Альберт Серра: «Мне гораздо интереснее, когда люди идут против меня»

Новый фильм Альберта Серра «Смерть Людовика XIV» разделил редакцию Cineticle на три лагеря: восхищённых, возмущённых и неопределившихся, которым достаются все стрелы, летящие из противоположных редутов. Поразительно, что в мире, ничего не слышавшем об Альберте Серра, этот фильм стал поводом для новой войны. Для того, чтобы разобраться с методологией каталонского режиссёра, Cineticle публикует интервью, которое взял у него Дастин Ченг из Screen Anarchy (перевод Влада ЛАЗАРЕВА).


Я посмотрел новый фильм Альберта Серра «Смерть Людовика XIV» на Нью-Йоркском кинофестивале в прошлом году. Французская легенда «Новой волны» Жан-Пьер Лео играет в нём главную роль, что весьма необычно для Серра, который, по большей мере, в своих предыдущих фильмах работал с не-актёрами.

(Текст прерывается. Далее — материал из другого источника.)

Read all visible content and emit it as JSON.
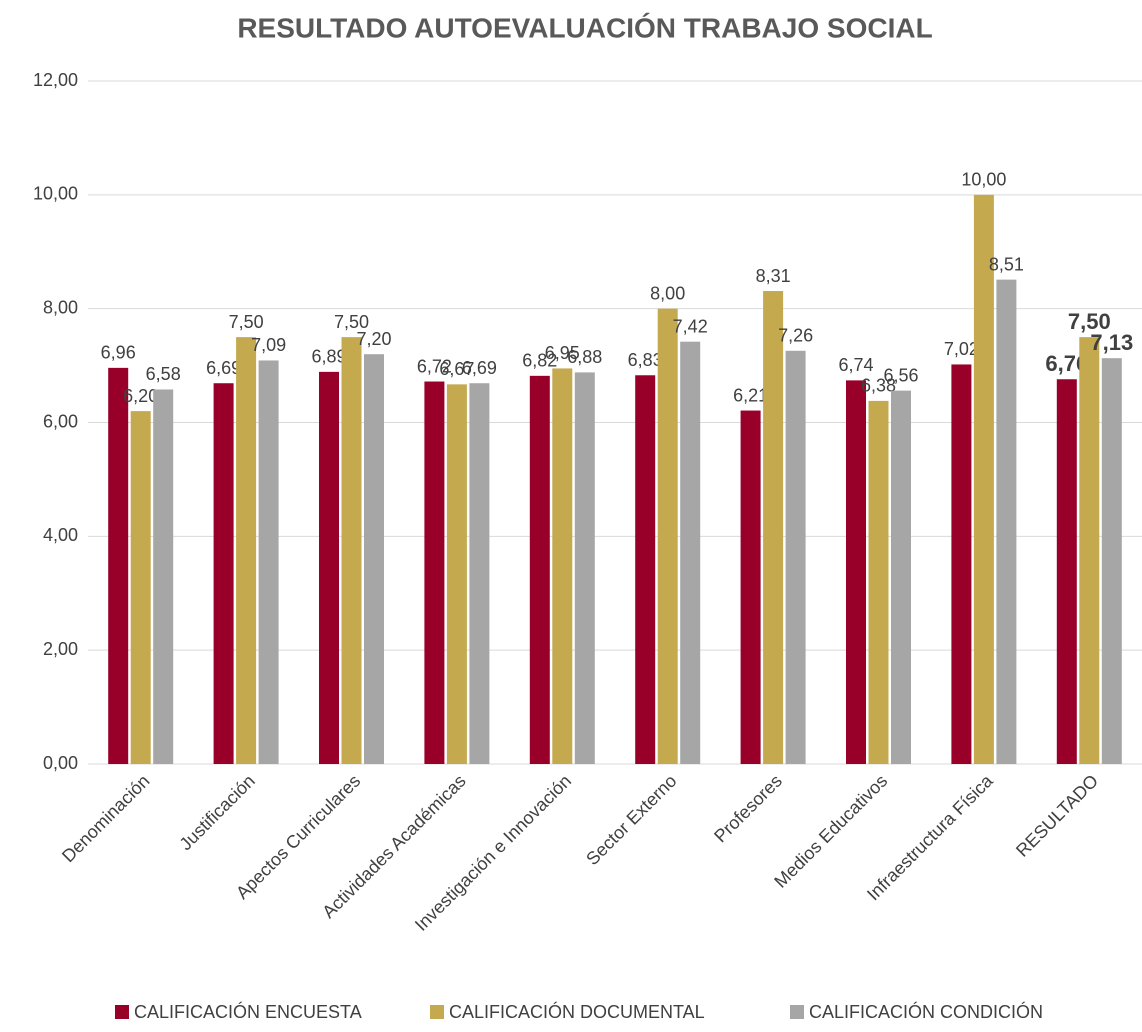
{
  "chart_data": {
    "type": "bar",
    "title": "RESULTADO AUTOEVALUACIÓN TRABAJO SOCIAL",
    "categories": [
      "Denominación",
      "Justificación",
      "Apectos Curriculares",
      "Actividades Académicas",
      "Investigación e Innovación",
      "Sector Externo",
      "Profesores",
      "Medios Educativos",
      "Infraestructura Física",
      "RESULTADO"
    ],
    "series": [
      {
        "name": "CALIFICACIÓN ENCUESTA",
        "color": "#990029",
        "values": [
          6.96,
          6.69,
          6.89,
          6.72,
          6.82,
          6.83,
          6.21,
          6.74,
          7.02,
          6.76
        ],
        "value_labels": [
          "6,96",
          "6,69",
          "6,89",
          "6,72",
          "6,82",
          "6,83",
          "6,21",
          "6,74",
          "7,02",
          "6,76"
        ]
      },
      {
        "name": "CALIFICACIÓN DOCUMENTAL",
        "color": "#c5a94f",
        "values": [
          6.2,
          7.5,
          7.5,
          6.67,
          6.95,
          8.0,
          8.31,
          6.38,
          10.0,
          7.5
        ],
        "value_labels": [
          "6,20",
          "7,50",
          "7,50",
          "6,67",
          "6,95",
          "8,00",
          "8,31",
          "6,38",
          "10,00",
          "7,50"
        ]
      },
      {
        "name": "CALIFICACIÓN CONDICIÓN",
        "color": "#a6a6a6",
        "values": [
          6.58,
          7.09,
          7.2,
          6.69,
          6.88,
          7.42,
          7.26,
          6.56,
          8.51,
          7.13
        ],
        "value_labels": [
          "6,58",
          "7,09",
          "7,20",
          "6,69",
          "6,88",
          "7,42",
          "7,26",
          "6,56",
          "8,51",
          "7,13"
        ]
      }
    ],
    "ylim": [
      0,
      12
    ],
    "yticks": [
      {
        "value": 0,
        "label": "0,00"
      },
      {
        "value": 2,
        "label": "2,00"
      },
      {
        "value": 4,
        "label": "4,00"
      },
      {
        "value": 6,
        "label": "6,00"
      },
      {
        "value": 8,
        "label": "8,00"
      },
      {
        "value": 10,
        "label": "10,00"
      },
      {
        "value": 12,
        "label": "12,00"
      }
    ],
    "grid": true,
    "legend": "bottom"
  }
}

Серра катастрофически безумен. Как только он начинает говорить, его не остановить. Мне, как поклоннику его исключительного мастерства, было приятно подробно поговорить с ним, но заранее предупреждаю: в этом интервью он может показаться вам немного самоуверенным или бессвязным. Имейте в виду, что английский – не его родной язык. Но он – истинный художник, страстно увлечённый идеей создать нечто по-настоящему оригинальное и отличное от всего иного. Он – искатель, а также исследователь кинематографического мира. И я это уважаю.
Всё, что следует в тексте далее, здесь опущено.